I think it kind of misses the point.
I'd like a crack down on misogyny but I don't believe hate crime law is the way to go simply because you get into unintended consequences and I fear it being used in ways that were never considered with a negative impact on women ultimately being the net result.
I just which existing laws were used better with things like coercive control and harressment taken more seriously generally.
I'd also favour a massive overall of the family courts done. The number of magistrates and police who seem completely lacking in awareness coercive control and harressment on sexist lines to control women and are happy instead to actively victim blame is appalling. That just gives the men doing it feel as if they are untouchable and safe from consequences.
A law on misogyny strikes me as window dressing rather than root cause law making which gets to grips with real life issues.
I've heard first hand of far too many cases of women who have had the system used against them by controlling partners, including in cases where domestic abuse and rape has been formally recognised by the justice system.
I fear that misogyny as a hate crime wouldn't stop it and in certain situations would be actively used against women and hate crime is pretty useless to women who are already unable to asset themselves in the existing system family court and criminal justice systems.
For me the whole this is like giving someone a kiss better when they are lying bleeding to death in the road.

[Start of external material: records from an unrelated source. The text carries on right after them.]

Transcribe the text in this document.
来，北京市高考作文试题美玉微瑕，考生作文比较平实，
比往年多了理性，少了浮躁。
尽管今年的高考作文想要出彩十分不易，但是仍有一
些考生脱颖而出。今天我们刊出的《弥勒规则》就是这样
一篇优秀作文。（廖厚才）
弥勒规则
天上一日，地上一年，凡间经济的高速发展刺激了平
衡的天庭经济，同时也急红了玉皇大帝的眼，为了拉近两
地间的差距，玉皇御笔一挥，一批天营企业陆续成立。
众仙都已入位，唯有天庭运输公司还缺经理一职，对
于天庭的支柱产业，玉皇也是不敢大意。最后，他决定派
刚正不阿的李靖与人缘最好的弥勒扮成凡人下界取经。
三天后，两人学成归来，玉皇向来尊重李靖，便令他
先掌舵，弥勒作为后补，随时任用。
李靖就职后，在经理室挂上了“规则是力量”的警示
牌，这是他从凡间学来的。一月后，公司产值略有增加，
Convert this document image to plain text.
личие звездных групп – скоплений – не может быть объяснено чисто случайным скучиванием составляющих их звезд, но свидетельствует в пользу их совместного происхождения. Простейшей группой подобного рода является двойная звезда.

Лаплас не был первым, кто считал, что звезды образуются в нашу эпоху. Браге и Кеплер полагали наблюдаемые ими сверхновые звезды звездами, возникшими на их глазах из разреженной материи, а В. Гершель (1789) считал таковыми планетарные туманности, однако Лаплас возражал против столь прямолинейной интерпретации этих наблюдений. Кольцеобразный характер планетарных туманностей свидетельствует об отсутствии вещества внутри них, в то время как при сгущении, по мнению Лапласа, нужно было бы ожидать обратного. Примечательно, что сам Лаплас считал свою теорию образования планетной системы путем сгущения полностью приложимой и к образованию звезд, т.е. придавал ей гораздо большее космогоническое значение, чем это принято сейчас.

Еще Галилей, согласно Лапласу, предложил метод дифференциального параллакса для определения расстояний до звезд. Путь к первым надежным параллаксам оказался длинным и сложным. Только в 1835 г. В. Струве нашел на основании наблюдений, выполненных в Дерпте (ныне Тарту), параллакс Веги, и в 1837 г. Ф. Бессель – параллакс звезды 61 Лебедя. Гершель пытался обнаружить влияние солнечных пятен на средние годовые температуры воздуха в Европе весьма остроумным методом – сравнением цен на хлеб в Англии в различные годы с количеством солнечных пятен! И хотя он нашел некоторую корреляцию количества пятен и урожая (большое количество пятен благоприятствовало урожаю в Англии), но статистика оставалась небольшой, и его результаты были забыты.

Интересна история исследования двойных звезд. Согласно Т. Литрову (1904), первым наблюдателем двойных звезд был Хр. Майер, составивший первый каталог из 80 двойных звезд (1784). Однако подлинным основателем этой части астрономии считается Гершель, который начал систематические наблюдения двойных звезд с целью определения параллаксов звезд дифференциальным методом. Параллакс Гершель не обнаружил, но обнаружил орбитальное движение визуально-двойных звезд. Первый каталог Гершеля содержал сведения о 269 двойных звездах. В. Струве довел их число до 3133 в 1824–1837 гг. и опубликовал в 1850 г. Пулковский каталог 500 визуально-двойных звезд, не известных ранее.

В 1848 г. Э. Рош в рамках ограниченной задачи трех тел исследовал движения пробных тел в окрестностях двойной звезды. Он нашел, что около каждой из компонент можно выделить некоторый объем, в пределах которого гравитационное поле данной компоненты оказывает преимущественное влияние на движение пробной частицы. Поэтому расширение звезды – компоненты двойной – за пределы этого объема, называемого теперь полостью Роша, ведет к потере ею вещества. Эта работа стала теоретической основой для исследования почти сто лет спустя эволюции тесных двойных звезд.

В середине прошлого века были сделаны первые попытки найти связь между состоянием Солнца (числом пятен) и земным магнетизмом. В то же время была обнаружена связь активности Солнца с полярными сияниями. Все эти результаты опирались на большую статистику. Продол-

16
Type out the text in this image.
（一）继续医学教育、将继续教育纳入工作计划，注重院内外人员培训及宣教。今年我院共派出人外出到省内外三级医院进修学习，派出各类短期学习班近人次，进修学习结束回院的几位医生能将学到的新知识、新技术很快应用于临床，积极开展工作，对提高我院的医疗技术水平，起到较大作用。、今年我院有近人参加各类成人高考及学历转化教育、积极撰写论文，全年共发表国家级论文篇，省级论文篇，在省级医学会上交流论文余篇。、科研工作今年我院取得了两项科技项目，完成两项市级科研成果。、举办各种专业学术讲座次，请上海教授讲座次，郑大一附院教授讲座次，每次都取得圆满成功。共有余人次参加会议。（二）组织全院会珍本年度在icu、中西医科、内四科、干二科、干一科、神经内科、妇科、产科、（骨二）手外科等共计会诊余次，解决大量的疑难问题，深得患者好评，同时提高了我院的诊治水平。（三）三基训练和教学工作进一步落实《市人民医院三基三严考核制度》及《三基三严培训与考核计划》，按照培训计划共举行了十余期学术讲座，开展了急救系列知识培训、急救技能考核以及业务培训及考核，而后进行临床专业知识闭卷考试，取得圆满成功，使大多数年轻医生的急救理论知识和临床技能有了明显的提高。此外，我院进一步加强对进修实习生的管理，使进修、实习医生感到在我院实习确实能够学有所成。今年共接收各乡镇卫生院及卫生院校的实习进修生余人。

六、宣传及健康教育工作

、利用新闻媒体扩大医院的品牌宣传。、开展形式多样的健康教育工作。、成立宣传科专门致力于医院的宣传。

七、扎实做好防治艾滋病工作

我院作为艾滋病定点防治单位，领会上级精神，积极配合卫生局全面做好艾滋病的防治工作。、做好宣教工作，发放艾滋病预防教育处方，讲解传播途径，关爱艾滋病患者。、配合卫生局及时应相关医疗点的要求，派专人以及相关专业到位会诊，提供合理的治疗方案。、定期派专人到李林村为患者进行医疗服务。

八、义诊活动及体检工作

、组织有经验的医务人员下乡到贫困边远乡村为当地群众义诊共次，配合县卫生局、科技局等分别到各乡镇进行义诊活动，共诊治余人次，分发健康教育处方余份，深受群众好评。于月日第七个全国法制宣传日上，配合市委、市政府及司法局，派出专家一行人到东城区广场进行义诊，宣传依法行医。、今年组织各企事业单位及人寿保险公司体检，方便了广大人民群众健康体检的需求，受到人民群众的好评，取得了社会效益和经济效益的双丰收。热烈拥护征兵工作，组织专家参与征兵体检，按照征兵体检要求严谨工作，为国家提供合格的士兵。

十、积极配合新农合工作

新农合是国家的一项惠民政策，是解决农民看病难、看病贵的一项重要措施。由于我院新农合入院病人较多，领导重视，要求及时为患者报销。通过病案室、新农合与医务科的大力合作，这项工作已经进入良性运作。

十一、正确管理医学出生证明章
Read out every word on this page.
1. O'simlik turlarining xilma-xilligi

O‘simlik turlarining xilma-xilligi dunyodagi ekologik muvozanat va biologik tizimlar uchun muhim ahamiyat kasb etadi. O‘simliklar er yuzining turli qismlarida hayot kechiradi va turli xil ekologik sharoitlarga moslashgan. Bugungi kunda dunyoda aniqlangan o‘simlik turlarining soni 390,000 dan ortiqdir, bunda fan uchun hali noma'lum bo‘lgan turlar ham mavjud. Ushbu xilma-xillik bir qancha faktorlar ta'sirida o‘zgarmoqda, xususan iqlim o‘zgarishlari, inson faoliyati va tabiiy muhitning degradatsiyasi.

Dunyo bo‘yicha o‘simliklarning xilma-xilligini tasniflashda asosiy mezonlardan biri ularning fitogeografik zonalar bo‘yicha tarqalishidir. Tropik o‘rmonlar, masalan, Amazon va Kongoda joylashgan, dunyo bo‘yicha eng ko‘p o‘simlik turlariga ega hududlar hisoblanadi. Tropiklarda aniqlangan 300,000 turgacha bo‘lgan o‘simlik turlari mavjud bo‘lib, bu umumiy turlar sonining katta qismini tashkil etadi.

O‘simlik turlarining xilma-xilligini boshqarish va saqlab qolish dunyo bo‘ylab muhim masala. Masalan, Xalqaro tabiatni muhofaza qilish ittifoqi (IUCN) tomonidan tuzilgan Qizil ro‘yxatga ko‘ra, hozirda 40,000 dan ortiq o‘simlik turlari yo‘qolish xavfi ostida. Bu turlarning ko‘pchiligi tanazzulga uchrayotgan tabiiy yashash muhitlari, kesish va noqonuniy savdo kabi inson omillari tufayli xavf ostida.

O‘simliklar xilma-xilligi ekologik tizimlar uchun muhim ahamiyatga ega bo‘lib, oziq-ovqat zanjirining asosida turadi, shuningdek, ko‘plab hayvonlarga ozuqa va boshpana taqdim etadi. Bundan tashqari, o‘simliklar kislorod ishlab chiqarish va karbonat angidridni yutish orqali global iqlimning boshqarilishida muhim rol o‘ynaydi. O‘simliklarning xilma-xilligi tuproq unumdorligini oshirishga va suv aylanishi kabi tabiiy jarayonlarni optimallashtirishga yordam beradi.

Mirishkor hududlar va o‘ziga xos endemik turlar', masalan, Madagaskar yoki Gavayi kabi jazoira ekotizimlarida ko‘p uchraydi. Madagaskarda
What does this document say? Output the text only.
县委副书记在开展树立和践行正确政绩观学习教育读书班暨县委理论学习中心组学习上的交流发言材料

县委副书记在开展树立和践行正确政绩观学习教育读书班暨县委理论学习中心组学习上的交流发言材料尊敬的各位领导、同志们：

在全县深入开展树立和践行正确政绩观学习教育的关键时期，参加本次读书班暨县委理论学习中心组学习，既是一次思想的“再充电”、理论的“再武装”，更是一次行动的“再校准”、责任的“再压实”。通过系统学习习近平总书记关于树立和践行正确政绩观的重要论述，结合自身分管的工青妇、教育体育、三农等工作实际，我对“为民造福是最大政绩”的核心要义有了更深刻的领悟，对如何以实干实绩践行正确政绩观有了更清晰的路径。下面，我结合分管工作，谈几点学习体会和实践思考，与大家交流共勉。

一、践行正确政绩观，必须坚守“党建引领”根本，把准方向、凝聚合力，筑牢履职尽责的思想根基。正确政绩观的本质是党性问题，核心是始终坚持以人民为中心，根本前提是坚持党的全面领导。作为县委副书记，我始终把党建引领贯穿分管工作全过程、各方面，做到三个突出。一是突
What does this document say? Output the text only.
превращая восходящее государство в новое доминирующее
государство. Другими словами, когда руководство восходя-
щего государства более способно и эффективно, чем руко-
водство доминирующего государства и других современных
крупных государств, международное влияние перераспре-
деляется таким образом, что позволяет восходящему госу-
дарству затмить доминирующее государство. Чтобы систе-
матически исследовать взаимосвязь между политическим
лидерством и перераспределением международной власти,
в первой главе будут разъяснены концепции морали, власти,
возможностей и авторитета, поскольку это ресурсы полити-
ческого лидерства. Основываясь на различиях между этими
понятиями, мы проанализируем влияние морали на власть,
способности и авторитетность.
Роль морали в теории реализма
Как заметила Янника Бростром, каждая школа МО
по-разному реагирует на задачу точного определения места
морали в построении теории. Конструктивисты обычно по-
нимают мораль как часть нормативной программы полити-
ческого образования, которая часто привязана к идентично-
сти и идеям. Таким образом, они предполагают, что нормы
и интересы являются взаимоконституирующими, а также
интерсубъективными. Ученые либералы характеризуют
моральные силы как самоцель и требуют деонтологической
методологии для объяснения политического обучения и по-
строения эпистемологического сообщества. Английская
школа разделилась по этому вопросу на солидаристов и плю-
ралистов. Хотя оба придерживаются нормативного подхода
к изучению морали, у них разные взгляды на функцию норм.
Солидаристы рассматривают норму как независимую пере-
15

I'd rather they tackled institutionalised sexism which leaves women exposed and unprotected in situations which are text book abuse but aren't taken seriously.
Hate crime as we've already seen creates this situation where you create sacred issues which cannot necessarily be fully explored and its important we don't have that fear.
The trouble is that when you say you are against the concept of hate crime, you are regarded as backward. My problem is more to do with the practical day to day aspects of it in law and it not being fully thought out and it letting government off the hook because they then can say 'look how we've made things better for women with this law', when its not really changing much.
Its illegal to rape women. Its illegal to harass women. It still happens and cases are often not taken seriously or go to court (even if a woman reports it) because women don't trust the system or because the process of enforcing the law is so traumatic and littered with a judicial system full of misogynistic attitudes. I don't see how having a new classification changes that.
If I get abuse and threats on twitter, am I going to get it taken seriously? Can i go to the police? I should, in theory, already be able to. Cases have been brought already. But therein lies the problem. Its almost as if you have to be the right type of victim and you have to have the means/status to bring a case in the first place. Woman from a more troubled background? Less so.
It just feels like its a law for the more privileged whilst ignoring the underlying problem which is faced by women who are more likely to face systemic and institutionalised misogyny. Its a cheap 'solutuion' which actually is paying lipservice to a wider problem. As long as the gobby privileged women have a law to protect themselves who cares about the ones who are less articulate and cant afford legal advice or legal aid.
Id much rather MN had something to say along those lines rather that playing the game of pandering to shallow activism (and outright virtue signalling) on social media rather than address more chronic ideas of why women often fail to be able to protect themselves with the laws we have, not because of the lack of law, because because of how you are unable to use the law or enforce the law or the law is used against women because of outdated views.